La chanson, en général
C’était hier aux Oreilles en pointe, sur la scène du Quarto d’Unieux, port d’escale pour Général Alcazar, autre sétois de la chanson.
Épaules nues, muscles bandés, visage buriné, presque vitriolé, voici ce général-là. Qui est-il ? Est-ce un lointain voisin, un voyageur perdu, un revenant de guerre, un montreur de dentelles (1)… Étrange, dérangeant presque, cet individu, cet Alcazar, sorti des mémorables cases d’une bd ou héritier d’un général d’opérette, sur le vieux port… Comme pour dissiper la prime impression, il ne fait que se présenter. Oh, pas à entretenir une fiévreuse conversation avec le public, non. Mais à se chanter, dans une chanson presque parlée où le je mène abusivement le jeu.

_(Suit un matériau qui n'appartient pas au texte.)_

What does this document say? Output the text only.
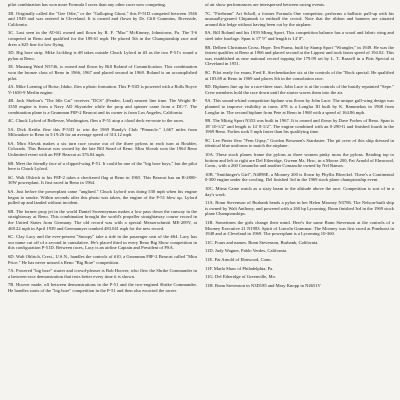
pilot combination has won more Formula I races than any other racer now competing.

3B. Originally called the "Gee Odie," or the "Galloping Ghost," this P-51D competed between 1946 and 1949 and was entered in Cleveland. It is owned and flown by Dr. Cliff Cummins, Riverside, California.

3C. Last seen in the AT-6G owned and flown by R. F. "Mac" McKinney, Johnstown, Pa. The T-6 competed in Reno and qualified for the 189.61 mph. He placed 5th in the Championship race and drew a $25 fine for low flying.

3D. Big bore strip, Mike Lickling is #8 takes outside Chuck Lyford in #3 as the two P-51's round a pylon at Reno.

3E. Mustang Ward N5746, is owned and flown by Bill Roland of Commification. This combination won the bronze class of Reno in 1966, 1967 and placed second in 1968. Roland is an accomplished pilot.

4A. Mike Loening of Boise, Idaho, flies a photo formation. This P-51D is powered with a Rolls Royce V-1650-9 Merlin engine.

4B. Jack Shelton's "The Idle Cat" receives "DCS" (Fender, Lind) nearest line time. The Wright R-3350 engine is from a Navy AD Skyraider while the prop and spinner came from a DC-7. The combination plane is a Grumman F8F-2 Bearcat and its owner is from Los Angeles, California.

4C. Chuck Lyford of Bellevue, Washington, flies a P-51 atop a cloud deck en-route to the races.

5A. Dick Keiths flew this P-51D to win the 1969 Handy's Club "Pinnacle." 1,667 miles from Milwaukee to Reno in 5:19:26 for an average speed of 313.12 mph.

6A. Mira Slovak makes a six turn race course out of the three pylons in each turn at Boulder, Colorado. This Bearcat was owned by the late Bill Stead of Reno. Mira Slovak won the 1964 Reno Unlimited event with an F8F Bearcat at 376.84 mph.

6B. Meet the friendly face of a clipped-wing P-51. It could be one of the "big bore boys," but the pilot here is Chuck Lyford.

6C. Walt Ohlrich to his F8F-2 takes a checkered flag at Reno in 1965. This Bearcat has an R-2800-30W powerplant. It first raced in Reno in 1964.

6A. Just before the powerplant came "unglued." Chuck Lyford was doing 530 mph when his engine began to smoke. Within seconds after this photo was taken, the engine of the P-51 blew up. Lyford pulled up and landed without incident.

6B. The former prop jet in the world Daniel Sweeneyman makes a low pass down the runway in the straightaway at Reno. This combination brought the world's propeller straightaway course record in the United States from Germany. The old record was with a special Messerschmitt ME-209V, at 469.22 mph in April 1939 and Greenamyer cranked 483.041 mph for the new record.

6C. Clay Lacy and the ever-present "Snoopy" take a ride in the passenger seat of the #64. Lacy has our name cut off of a second in cumulative. He's placed third in every Reno Big Show competition in this configuration P-51D. Between races, Lacy is an airline Captain and President of PSA.

6D. Walt Ohlrich, Crest., U.S.N., handles the controls of #10, a Grumman F8F-2 Bearcat called "Mira Price." He has never missed a Reno "Big Bore" competition.

7A. Powered "big bore" starter and crowd-pleaser is Bob Hoover, who flew the Shrike Commander in a between-race demonstration that tests better every time it is shown.

7B. Hoover made, off between demonstrations in the P-51 and the two-engined Shrike Commander. He handles starts of the "big bore" competition in the P-51 and then also escorted the racers

of air show performances are interspersed between racing events.

7C. "Firebeam" Art Scholl, a former Formula One competitor, performs a ballistic pull-up with his unusually-geared Chipmunk to enthrall the crowd. Note that the ribbon and banners are situated around this ledge without having been cut by the airplane.

8A. Bill Roland and his 1959 Mirng Sport. This competition balance has a wood and fabric wing and steel tube fuselage. Span is 17' 9" and length is 14' 8".

8B. Delbert Christman Cross, Hope. Ten Prams, built by Stamp Sport "Wrangler," in 1949. He was the fastest qualifier at Reno at 1966 and placed second at the Lippest and took faster speed of 194.02. This was established as new national record topping the 179.09 set by L. T. Bussell in a Pitts Special at Cleveland in 1951.

8C. Pilot ready for exam, Fred E. Stechembacher six at the controls of the "Rock special. He qualified at 183.69 at Reno in 1969 and places 5th in the consolation race.

8D. Biplanes line up for a race-three start. John Luce is at the controls of the hastily repainted "Sepe." Crew members hold the race down until the starter waves them into the air.

9A. This sound-a-kind competition biplane was flown by John Luce. The unique gull-wing design was planned to improve visibility at turns. #78 is a Longlar III built by K. Rammekus in 1968 from Longlar in. The second biplane from Pete at Reno in 1968 with a speed of 164.86 mph.

9B. The Mitrig Sport N353 was built in 1967. It is owned and flown by Dave Forbes of Reno. Span is 18' 10-1/2" and length is 14' 8-1/2". The engine combined with an 0-290-G and finished fourth in the 1969 Reno. Forbes took 5 mph faster than his qualifying time.

9C. Lee Pinter flew "Fem Gipsy," Gordon Bowmen's Stardaster. The pit crew of this ship dressed in identical blue uniforms to match the airplane.

10A. These stock planes frame the pylons as three women pinky moss the pylons. Reading top to bottom and left to right are Del Etheridge, Gwenn Ms. Hrsc, in a Moose 200, Pat Arnold of Elmwood, Conn., with a 260 Comanche and another Comanche owned by Nel Ramos.

10B. "Smithinger's Girl", N4898E, a Mooney 200 is flown by Phyllis Bloeckel. There's a Continental 0-300 engine under the cowling. Del finished 3rd in the 1969 stock plane championship event.

10C. Mirna Caine watch as a sixty beam to the altitude above the race. Competition is sort of in a day's work.

11A. Bonn Stevenson of Burbank bends a pylon in her Helen Mooney N3786. The Nelson-built ship is owned by Walt Anthony, and powered with a 260 hp Lycoming. Bonn finished 3rd in the 1969 stock plane Championships.

11B. Sometimes the girls change their mind. Here's the same Bonn Stevenson at the controls of a Mooney Executive 21 N1983. Spirit of Lincoln Grammar. The Mooney was first raced at Pinehurst in 1948 and at Cleveland in 1969. The powerplant is a Lycoming 10-360.

11C. Fours and names. Bonn Stevenson, Burbank, California.

11D. Judy Wagner, Pablo Verdes, California.

11E. Pat Arnold of Elmwood, Conn.

11F. Marla Shaw of Philadelphia, Pa.

11G. Del Etheridge of Greenville, Mo.

11H. Bonn Stevenson in N3D185 and Mary Knopp in N4651V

C’est lui, toujours lui, l’épicentre de ses mini-dramaturgies, qui oscillent sans doute entre le réel et la fiction, où rarement il en est un bel et romantique héros : « Quel idiot que je suis / quel idiot que j’étais / même mon cheval ne me supportais pas ». Patrick Chenière – c’est lui en général – à un je ne sais quoi de Léotard, en nettement plus distant, en volontaire retrait. Ses mots sont hachés et ce qu’il nous chante décalé, insolite, un rien foutraque d’un paradoxal ordonnancement. Rien de tel pour désorienter, déstabiliser un public. Mais il émane de ce type une aura, un mystère qui peut fasciner et vous indiquer le chemin dans les méandres de son art un rien torturé et tortueux. Vous « ménager les méninges » comme il dit.
(1) C’est moi qui emprunte Brel, pas lui.